A manifestação de Mato Grosso ocorre em resposta direta à postura da governadora do Pará, Hana Ghassan (MDB). Recentemente, Ghassan endureceu o tom e afirmou publicamente que o estado não cederá "um palmo de terra". Segundo a governadora, o território em disputa representa "oportunidade, empregos e riquezas" para o povo paraense e o estado já obteve decisões favoráveis no Judiciário que consideraram a ação de Mato Grosso improcedente.

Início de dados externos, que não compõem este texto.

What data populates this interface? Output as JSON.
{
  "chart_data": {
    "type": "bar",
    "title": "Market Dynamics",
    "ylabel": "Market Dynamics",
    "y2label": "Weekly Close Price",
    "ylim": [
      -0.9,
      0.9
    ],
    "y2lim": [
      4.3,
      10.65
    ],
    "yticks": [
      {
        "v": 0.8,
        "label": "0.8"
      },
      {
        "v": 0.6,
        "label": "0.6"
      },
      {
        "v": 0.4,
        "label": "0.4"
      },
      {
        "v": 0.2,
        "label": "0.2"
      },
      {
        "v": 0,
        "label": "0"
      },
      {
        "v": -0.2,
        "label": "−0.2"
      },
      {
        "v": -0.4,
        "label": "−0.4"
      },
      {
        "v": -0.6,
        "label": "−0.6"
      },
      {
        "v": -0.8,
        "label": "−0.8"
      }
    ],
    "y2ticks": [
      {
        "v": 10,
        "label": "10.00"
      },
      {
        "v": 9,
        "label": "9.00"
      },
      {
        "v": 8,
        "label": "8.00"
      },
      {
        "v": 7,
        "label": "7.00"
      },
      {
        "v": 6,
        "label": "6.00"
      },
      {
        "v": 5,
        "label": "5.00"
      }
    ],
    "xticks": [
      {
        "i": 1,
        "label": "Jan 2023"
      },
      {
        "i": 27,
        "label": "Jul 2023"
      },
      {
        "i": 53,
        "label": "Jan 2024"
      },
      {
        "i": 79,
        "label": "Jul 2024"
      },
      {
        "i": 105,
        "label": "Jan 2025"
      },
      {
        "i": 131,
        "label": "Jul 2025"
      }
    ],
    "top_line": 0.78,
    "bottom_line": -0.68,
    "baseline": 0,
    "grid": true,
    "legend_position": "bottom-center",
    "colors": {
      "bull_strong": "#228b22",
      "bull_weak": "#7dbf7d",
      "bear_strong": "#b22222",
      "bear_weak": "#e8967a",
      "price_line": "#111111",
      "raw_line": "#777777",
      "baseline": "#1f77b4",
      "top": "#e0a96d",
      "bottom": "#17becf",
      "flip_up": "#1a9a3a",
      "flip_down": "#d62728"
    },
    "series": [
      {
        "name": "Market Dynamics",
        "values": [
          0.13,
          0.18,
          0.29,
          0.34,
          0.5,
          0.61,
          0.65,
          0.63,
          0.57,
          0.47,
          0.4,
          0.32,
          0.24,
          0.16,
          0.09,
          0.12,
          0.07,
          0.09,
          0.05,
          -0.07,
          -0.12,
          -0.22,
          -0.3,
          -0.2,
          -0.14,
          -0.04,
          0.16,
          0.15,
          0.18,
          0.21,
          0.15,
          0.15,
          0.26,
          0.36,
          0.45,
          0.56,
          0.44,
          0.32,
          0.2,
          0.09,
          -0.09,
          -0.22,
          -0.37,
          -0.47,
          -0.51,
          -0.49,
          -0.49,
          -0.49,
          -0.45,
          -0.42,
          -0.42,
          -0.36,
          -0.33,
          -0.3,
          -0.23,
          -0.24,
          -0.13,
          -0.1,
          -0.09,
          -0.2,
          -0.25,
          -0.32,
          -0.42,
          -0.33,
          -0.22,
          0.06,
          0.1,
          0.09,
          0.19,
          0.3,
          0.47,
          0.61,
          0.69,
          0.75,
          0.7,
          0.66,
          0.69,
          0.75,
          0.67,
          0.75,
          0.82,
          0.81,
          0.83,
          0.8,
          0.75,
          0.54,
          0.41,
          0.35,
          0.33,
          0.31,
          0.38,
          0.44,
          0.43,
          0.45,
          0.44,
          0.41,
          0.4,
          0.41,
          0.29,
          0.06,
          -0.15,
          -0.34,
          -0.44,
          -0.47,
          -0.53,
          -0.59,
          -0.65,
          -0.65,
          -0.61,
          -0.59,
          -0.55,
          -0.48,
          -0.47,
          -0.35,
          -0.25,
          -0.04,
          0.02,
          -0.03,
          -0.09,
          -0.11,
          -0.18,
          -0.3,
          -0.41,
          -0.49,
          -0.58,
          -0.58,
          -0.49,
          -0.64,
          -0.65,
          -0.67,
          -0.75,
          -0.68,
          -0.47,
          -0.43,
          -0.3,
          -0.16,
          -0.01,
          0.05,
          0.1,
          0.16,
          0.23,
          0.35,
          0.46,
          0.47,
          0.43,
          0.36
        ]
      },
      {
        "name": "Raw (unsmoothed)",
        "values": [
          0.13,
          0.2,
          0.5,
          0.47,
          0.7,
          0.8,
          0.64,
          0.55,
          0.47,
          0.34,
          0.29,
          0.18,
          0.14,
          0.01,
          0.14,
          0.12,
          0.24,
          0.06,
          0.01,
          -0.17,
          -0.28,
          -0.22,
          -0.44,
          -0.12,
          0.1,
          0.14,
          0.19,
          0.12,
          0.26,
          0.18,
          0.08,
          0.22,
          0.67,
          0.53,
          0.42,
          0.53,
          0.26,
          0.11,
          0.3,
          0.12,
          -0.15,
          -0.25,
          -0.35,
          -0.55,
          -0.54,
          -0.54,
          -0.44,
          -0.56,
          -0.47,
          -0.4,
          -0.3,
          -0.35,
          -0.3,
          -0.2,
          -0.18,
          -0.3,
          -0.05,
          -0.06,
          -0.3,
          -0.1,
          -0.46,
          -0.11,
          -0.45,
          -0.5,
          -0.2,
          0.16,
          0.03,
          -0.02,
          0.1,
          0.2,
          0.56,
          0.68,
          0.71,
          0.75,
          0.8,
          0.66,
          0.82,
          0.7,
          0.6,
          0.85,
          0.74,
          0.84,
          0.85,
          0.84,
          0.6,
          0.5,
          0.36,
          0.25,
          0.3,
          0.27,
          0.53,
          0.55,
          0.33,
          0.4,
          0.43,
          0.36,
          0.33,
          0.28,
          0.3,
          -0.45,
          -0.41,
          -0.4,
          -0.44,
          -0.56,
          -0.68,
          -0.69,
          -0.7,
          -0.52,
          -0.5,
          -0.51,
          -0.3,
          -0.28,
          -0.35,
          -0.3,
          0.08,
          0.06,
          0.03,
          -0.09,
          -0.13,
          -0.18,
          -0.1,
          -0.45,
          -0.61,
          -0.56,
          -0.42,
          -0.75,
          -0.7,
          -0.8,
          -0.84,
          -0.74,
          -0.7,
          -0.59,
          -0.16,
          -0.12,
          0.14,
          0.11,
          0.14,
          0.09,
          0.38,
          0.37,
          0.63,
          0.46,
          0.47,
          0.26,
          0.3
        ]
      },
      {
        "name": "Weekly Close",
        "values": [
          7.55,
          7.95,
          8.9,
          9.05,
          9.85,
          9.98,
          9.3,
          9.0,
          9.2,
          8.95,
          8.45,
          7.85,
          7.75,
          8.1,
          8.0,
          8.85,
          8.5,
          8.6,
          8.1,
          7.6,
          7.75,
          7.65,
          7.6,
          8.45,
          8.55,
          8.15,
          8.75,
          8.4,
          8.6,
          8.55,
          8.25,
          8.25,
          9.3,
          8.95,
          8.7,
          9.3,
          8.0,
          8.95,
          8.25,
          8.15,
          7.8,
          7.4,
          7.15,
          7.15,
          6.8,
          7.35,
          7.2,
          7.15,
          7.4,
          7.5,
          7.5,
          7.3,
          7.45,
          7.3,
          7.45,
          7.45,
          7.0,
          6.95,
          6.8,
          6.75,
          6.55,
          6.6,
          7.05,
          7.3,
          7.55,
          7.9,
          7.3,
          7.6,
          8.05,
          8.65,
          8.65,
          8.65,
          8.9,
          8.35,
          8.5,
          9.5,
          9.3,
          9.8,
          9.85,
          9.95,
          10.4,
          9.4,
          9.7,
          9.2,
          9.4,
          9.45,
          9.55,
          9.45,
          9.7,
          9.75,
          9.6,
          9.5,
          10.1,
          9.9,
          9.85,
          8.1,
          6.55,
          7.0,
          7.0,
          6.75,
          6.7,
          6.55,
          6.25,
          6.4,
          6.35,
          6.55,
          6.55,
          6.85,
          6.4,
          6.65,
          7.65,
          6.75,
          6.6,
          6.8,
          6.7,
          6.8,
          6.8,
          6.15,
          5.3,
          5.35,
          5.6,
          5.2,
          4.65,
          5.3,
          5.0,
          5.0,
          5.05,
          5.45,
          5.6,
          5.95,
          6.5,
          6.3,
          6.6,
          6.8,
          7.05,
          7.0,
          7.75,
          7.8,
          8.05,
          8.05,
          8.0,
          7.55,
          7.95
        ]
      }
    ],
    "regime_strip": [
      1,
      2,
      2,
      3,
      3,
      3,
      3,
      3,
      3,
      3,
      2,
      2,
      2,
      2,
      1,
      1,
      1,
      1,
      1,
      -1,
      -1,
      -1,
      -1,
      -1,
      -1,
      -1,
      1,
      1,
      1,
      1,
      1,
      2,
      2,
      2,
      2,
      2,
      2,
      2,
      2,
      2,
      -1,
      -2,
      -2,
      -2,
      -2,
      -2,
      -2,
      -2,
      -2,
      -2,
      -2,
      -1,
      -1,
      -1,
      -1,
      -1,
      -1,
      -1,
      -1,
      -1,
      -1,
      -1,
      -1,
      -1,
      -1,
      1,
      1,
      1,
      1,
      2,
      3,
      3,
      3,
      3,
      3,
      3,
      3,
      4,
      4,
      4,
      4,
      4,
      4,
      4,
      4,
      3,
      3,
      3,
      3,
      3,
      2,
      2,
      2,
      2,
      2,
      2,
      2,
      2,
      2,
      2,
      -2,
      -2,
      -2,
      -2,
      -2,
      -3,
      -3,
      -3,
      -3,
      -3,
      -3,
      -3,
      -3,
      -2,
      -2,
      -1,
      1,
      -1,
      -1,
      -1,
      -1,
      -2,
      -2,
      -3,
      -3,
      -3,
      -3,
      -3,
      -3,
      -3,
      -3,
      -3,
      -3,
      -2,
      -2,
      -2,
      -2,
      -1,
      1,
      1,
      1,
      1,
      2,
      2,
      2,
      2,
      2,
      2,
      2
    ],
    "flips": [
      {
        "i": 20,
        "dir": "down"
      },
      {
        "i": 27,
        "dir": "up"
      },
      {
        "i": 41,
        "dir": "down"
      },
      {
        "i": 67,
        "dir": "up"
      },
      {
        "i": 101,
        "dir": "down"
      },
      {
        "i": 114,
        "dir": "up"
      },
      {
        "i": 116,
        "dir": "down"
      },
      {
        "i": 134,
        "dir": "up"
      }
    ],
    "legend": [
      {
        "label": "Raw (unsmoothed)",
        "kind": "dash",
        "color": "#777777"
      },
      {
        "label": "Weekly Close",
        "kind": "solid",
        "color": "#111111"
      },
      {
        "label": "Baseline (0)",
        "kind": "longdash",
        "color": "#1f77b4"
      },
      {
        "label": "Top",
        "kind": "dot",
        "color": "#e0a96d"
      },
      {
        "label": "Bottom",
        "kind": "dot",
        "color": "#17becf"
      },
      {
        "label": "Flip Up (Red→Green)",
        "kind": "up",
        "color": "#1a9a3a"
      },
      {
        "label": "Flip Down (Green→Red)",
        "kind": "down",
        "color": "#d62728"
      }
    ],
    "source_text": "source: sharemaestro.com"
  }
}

O governo de Mato Grosso sustenta que houve um erro geográfico na localização do marco conhecido como Salto das Sete Quedas, o que teria gerado uma linha divisória equivocada em relação ao Salto Augusto. O estado mato-grossense pleiteia que áreas de municípios como Altamira, Cumaru do Norte, Jacareacanga, Novo Progresso, Santana do Araguaia e São Félix do Xingu sejam incorporadas ao seu território.
O Palácio Paiaguás reitera que a ação rescisória impetrada em maio de 2023 busca não apenas a posse das terras, mas a regularização da prestação de serviços públicos. Segundo a nota oficial do governo mato-grossense, os moradores da divisa dependem historicamente da estrutura administrativa de Mato Grosso para ter acesso a direitos básicos e qualidade de vida.
A expectativa agora recai sobre a audiência no STF, onde se tentará uma construção de solução consensual entre os governos.